まったくいないことはない。けど、そのスーパーマンを雇うだけの報酬や待遇、仕事内容、職場環境を、自社で用意できる企業、それを発信してスーパーマンに届けるだけの広報・宣伝力がある企業は、洗練さと反比例して減じていく。となると、自社の採用市場性を踏まえて、現実的な着地点まで要件を削り落とさないといけない。

企業は自社の市場性を忘れて採用活動を考えがちだし、個人は自分の市場性を忘れて求職活動を考えがちだ。自分のことは棚に上げて、市場に文句をつけたほうが楽なのだけど、解決は遠のく。市場の側より自分の側に問題点を設定したほうが解決策は講じやすい。

企業なら、特に市場に出回っていない新しい&難しい職能を求める場合、「全部入りの即戦力」前提ではなく、基本は外で買えないものと頭を切り替えて、種を買って育てる「ポテンシャル採用」を前提にしたほうが、望む体制づくりが能率的に進むかもしれない。

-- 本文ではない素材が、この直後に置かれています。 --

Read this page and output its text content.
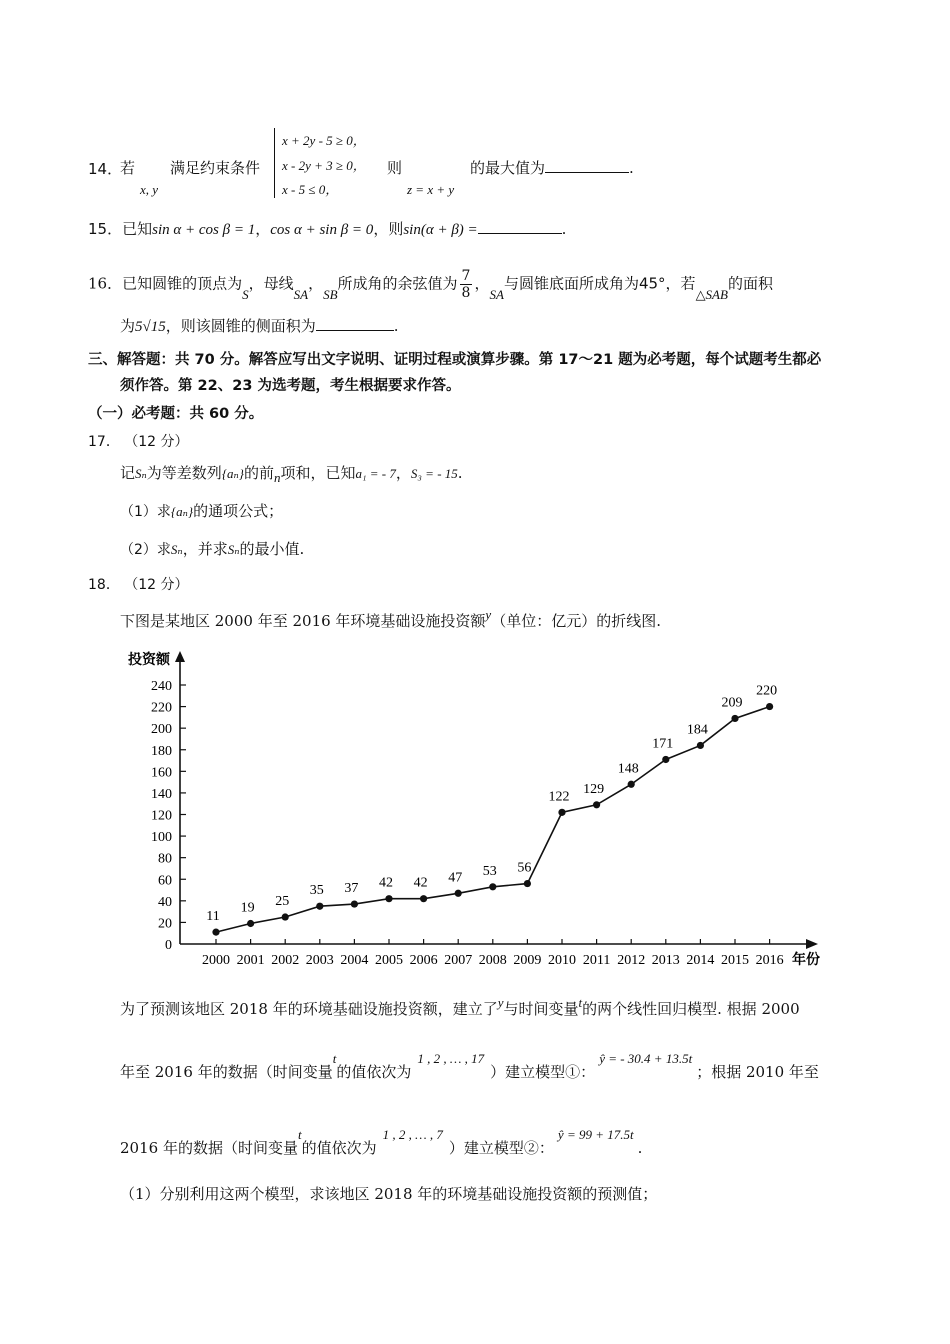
14．
若
x, y
满足约束条件
x + 2y - 5 ≥ 0，
x - 2y + 3 ≥ 0，
x - 5 ≤ 0，
则
z = x + y
的最大值为	.
15．已知sin α + cos β = 1，cos α + sin β = 0，则sin(α + β) =	.
16．已知圆锥的顶点为S，母线SA，SB所成角的余弦值为 $\frac{7}{8}$ ，SA与圆锥底面所成角为45°，若△SAB的面积
为5√15，则该圆锥的侧面积为	.
三、解答题：共 70 分。解答应写出文字说明、证明过程或演算步骤。第 17～21 题为必考题，每个试题考生都必
须作答。第 22、23 为选考题，考生根据要求作答。
（一）必考题：共 60 分。
17． （12 分）
记Sₙ为等差数列{aₙ}的前n项和，已知a₁ = - 7，S₃ = - 15.
（1）求{aₙ}的通项公式；
（2）求Sₙ，并求Sₙ的最小值.
18． （12 分）
下图是某地区 2000 年至 2016 年环境基础设施投资额y（单位：亿元）的折线图.
投资额
年份
0
20
40
60
80
100
120
140
160
180
200
220
240
2000 2001 2002 2003 2004 2005 2006 2007 2008 2009 2010 2011 2012 2013 2014 2015 2016
11
19 25
35 37 42 42 47 53 56
122
129
148
171
184
209
220
为了预测该地区 2018 年的环境基础设施投资额，建立了y与时间变量t的两个线性回归模型. 根据 2000
年至 2016 年的数据（时间变量t的值依次为1 , 2 , … , 17）建立模型①：ŷ = - 30.4 + 13.5t；根据 2010 年至
2016 年的数据（时间变量t的值依次为1 , 2 , … , 7）建立模型②：ŷ = 99 + 17.5t.
（1）分别利用这两个模型，求该地区 2018 年的环境基础设施投资额的预测值；
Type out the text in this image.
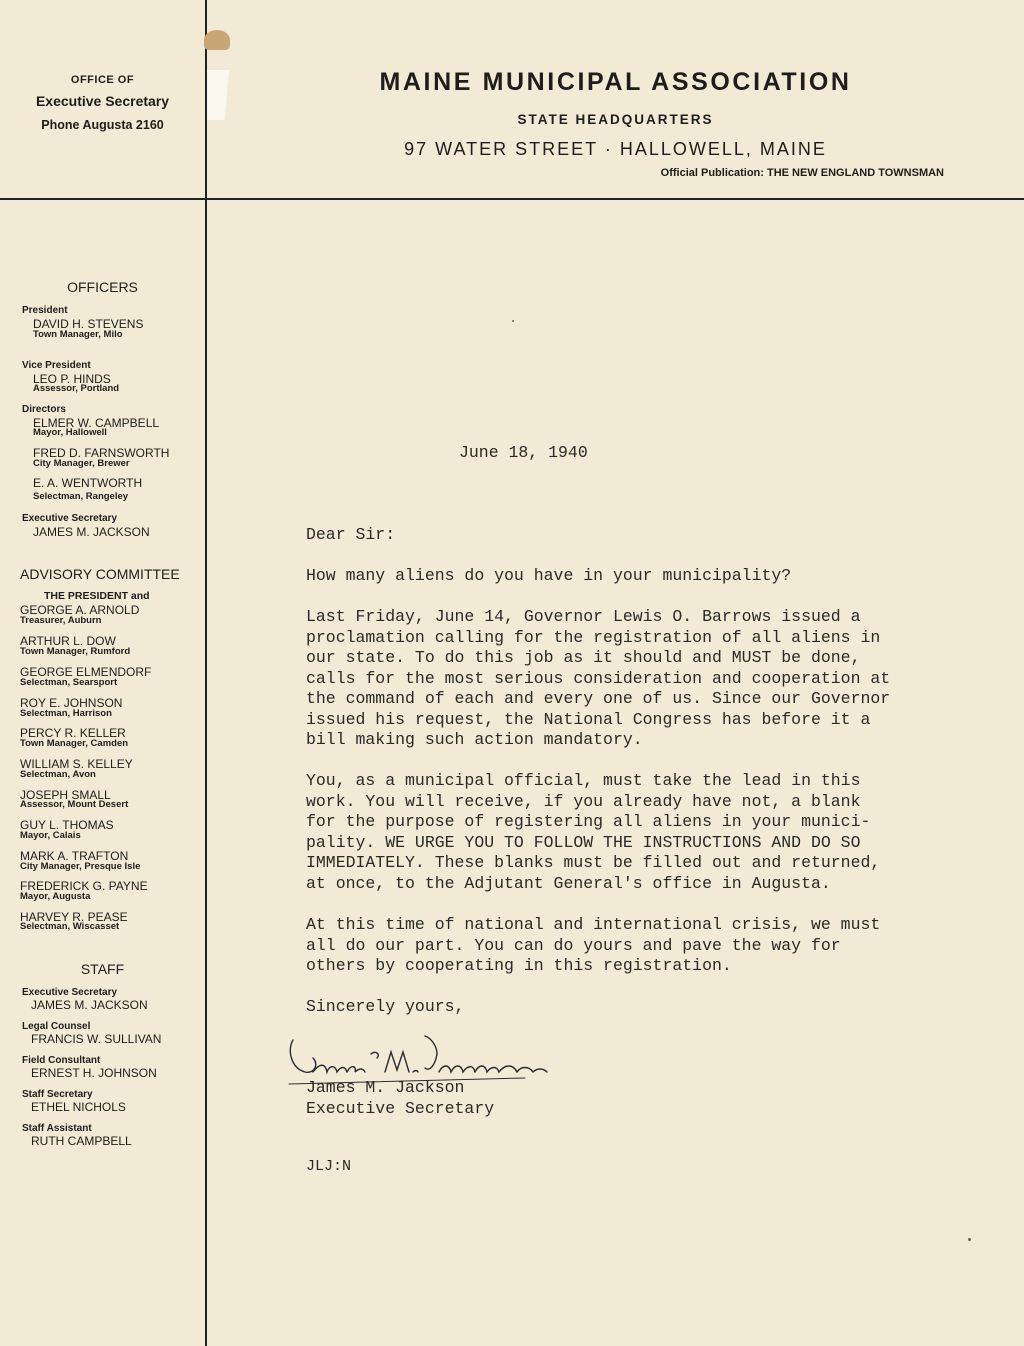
OFFICE OF
Executive Secretary
Phone Augusta 2160
MAINE MUNICIPAL ASSOCIATION
STATE HEADQUARTERS
97 WATER STREET · HALLOWELL, MAINE
Official Publication: THE NEW ENGLAND TOWNSMAN
OFFICERS
President
DAVID H. STEVENS
Town Manager, Milo
Vice President
LEO P. HINDS
Assessor, Portland
Directors
ELMER W. CAMPBELL
Mayor, Hallowell
FRED D. FARNSWORTH
City Manager, Brewer
E. A. WENTWORTH
Selectman, Rangeley
Executive Secretary
JAMES M. JACKSON
ADVISORY COMMITTEE
THE PRESIDENT and
GEORGE A. ARNOLD
Treasurer, Auburn
ARTHUR L. DOW
Town Manager, Rumford
GEORGE ELMENDORF
Selectman, Searsport
ROY E. JOHNSON
Selectman, Harrison
PERCY R. KELLER
Town Manager, Camden
WILLIAM S. KELLEY
Selectman, Avon
JOSEPH SMALL
Assessor, Mount Desert
GUY L. THOMAS
Mayor, Calais
MARK A. TRAFTON
City Manager, Presque Isle
FREDERICK G. PAYNE
Mayor, Augusta
HARVEY R. PEASE
Selectman, Wiscasset
STAFF
Executive Secretary
JAMES M. JACKSON
Legal Counsel
FRANCIS W. SULLIVAN
Field Consultant
ERNEST H. JOHNSON
Staff Secretary
ETHEL NICHOLS
Staff Assistant
RUTH CAMPBELL
June 18, 1940
Dear Sir:
How many aliens do you have in your municipality?
Last Friday, June 14, Governor Lewis O. Barrows issued a
proclamation calling for the registration of all aliens in
our state. To do this job as it should and MUST be done,
calls for the most serious consideration and cooperation at
the command of each and every one of us. Since our Governor
issued his request, the National Congress has before it a
bill making such action mandatory.
You, as a municipal official, must take the lead in this
work. You will receive, if you already have not, a blank
for the purpose of registering all aliens in your munici-
pality. WE URGE YOU TO FOLLOW THE INSTRUCTIONS AND DO SO
IMMEDIATELY. These blanks must be filled out and returned,
at once, to the Adjutant General's office in Augusta.
At this time of national and international crisis, we must
all do our part. You can do yours and pave the way for
others by cooperating in this registration.
Sincerely yours,
James M. Jackson
Executive Secretary
JLJ:N
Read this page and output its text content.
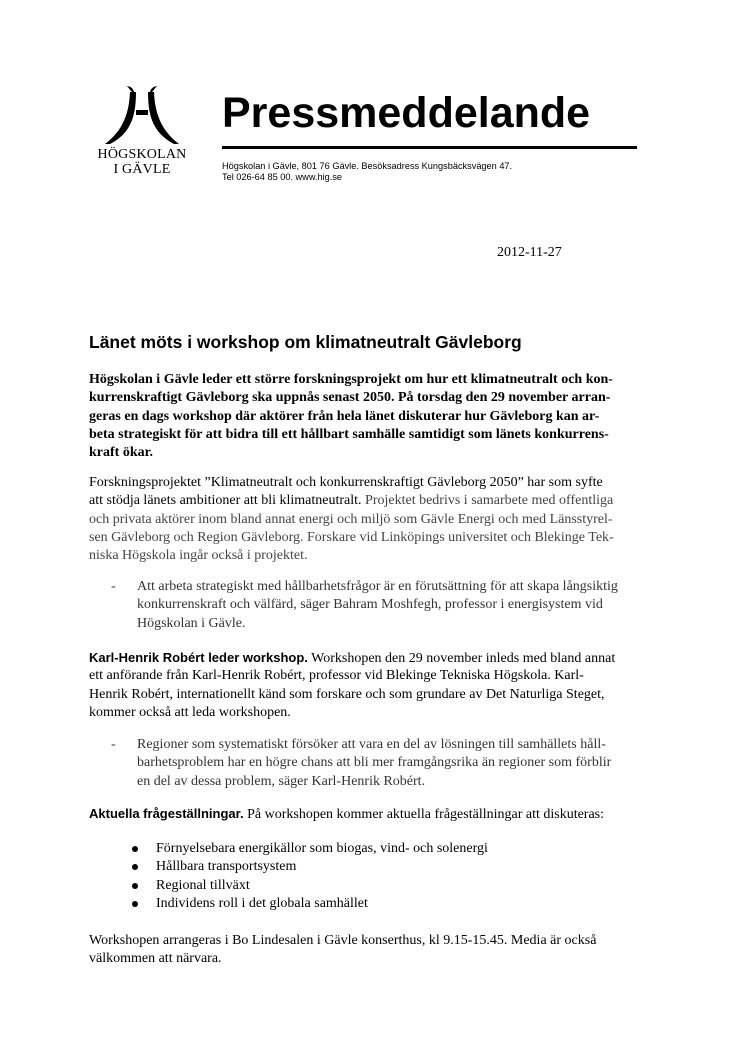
HÖGSKOLAN
I GÄVLE
Pressmeddelande
Högskolan i Gävle, 801 76 Gävle. Besöksadress Kungsbäcksvägen 47.
Tel 026-64 85 00. www.hig.se
2012-11-27
Länet möts i workshop om klimatneutralt Gävleborg
Högskolan i Gävle leder ett större forskningsprojekt om hur ett klimatneutralt och kon-
kurrenskraftigt Gävleborg ska uppnås senast 2050. På torsdag den 29 november arran-
geras en dags workshop där aktörer från hela länet diskuterar hur Gävleborg kan ar-
beta strategiskt för att bidra till ett hållbart samhälle samtidigt som länets konkurrens-
kraft ökar.
Forskningsprojektet ”Klimatneutralt och konkurrenskraftigt Gävleborg 2050” har som syfte
att stödja länets ambitioner att bli klimatneutralt. Projektet bedrivs i samarbete med offentliga
och privata aktörer inom bland annat energi och miljö som Gävle Energi och med Länsstyrel-
sen Gävleborg och Region Gävleborg. Forskare vid Linköpings universitet och Blekinge Tek-
niska Högskola ingår också i projektet.
- Att arbeta strategiskt med hållbarhetsfrågor är en förutsättning för att skapa långsiktig
konkurrenskraft och välfärd, säger Bahram Moshfegh, professor i energisystem vid
Högskolan i Gävle.
Karl-Henrik Robért leder workshop. Workshopen den 29 november inleds med bland annat
ett anförande från Karl-Henrik Robért, professor vid Blekinge Tekniska Högskola. Karl-
Henrik Robért, internationellt känd som forskare och som grundare av Det Naturliga Steget,
kommer också att leda workshopen.
- Regioner som systematiskt försöker att vara en del av lösningen till samhällets håll-
barhetsproblem har en högre chans att bli mer framgångsrika än regioner som förblir
en del av dessa problem, säger Karl-Henrik Robért.
Aktuella frågeställningar. På workshopen kommer aktuella frågeställningar att diskuteras:
Förnyelsebara energikällor som biogas, vind- och solenergi
Hållbara transportsystem
Regional tillväxt
Individens roll i det globala samhället
Workshopen arrangeras i Bo Lindesalen i Gävle konserthus, kl 9.15-15.45. Media är också
välkommen att närvara.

個人の側も、抽象語りに溺れてしまわないように注意して、「こうあるべきだ」の目標ことばを研ぎ澄ます時間はそこそこに、個別具体的な仕事をきちんと一つひとつ試行錯誤してやりぬくこと、その目の前の仕事をどれだけきちんとやり遂げられたのかを内省する時間を長めにとったほうが、実質伸びるんじゃないかなって気がする。キャリアデザインにおいて言えば、時間のかけ方はデザインする時間を短く濃厚に、現場でドリフトする時間を長く実直にもったほうが振り返って充実した人生を送れそう。